I’ve spoken too long. Let me just end with the 11th chapter of Hebrews. You remember at the end of that chapter the writer says, "These all", that is to say these faithful witnesses, "having obtained a good report through faith received not the promise, God having provided some better thing for us, that they without us should not be made perfect." Looking back at the list 70 years ago, I hope we can say about those names that they died having obtained a good report through faith. They didn’t receive the promise, and that verse says they’re not gonna receive it because they’re gonna receive it with us when we receive it. Seventy years from now will there be anybody left to say that about our generation?

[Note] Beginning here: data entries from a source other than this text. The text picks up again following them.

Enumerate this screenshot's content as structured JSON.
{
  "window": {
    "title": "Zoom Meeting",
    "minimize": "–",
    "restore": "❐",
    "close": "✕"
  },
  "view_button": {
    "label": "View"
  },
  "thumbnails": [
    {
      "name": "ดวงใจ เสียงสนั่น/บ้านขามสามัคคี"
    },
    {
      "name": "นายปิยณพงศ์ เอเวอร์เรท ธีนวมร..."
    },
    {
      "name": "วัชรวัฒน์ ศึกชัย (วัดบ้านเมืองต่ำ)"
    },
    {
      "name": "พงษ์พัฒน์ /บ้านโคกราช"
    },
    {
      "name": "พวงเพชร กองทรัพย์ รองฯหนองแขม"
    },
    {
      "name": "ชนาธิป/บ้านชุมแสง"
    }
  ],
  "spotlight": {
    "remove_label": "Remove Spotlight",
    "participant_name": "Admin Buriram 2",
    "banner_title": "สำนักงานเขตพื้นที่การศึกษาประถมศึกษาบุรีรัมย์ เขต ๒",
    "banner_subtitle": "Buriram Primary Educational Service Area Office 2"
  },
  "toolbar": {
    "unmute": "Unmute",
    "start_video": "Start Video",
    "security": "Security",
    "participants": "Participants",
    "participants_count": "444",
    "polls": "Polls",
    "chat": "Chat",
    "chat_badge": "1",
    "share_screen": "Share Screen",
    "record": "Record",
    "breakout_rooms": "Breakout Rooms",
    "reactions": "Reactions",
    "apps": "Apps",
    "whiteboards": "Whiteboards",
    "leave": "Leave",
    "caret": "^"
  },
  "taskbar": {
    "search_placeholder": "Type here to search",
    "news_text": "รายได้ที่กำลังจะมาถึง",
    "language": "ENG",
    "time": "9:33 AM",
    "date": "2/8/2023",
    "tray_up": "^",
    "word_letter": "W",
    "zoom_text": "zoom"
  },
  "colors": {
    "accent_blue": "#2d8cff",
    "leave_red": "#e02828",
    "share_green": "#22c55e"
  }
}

Finally, in that 3rd chapter of Revelation, Jesus said to the church at Philadelphia, "I know thy works. Behold, I have set before thee an open door. No man can shut it. For thou hast a little strength". That’s the way I describe us. We have just a little strength. The candle is lit, or the candle is flickering. In this day and age we can’t let it flicker. If we don’t make it grow–that strength–it won’t exist at all. So I named this talk Quo Vadis to help you remember what it’s about. It’s Latin for the name of a novel that won the Nobel prize at the turn of the century. Whither goest thou? Where are you going? Quo Vadis.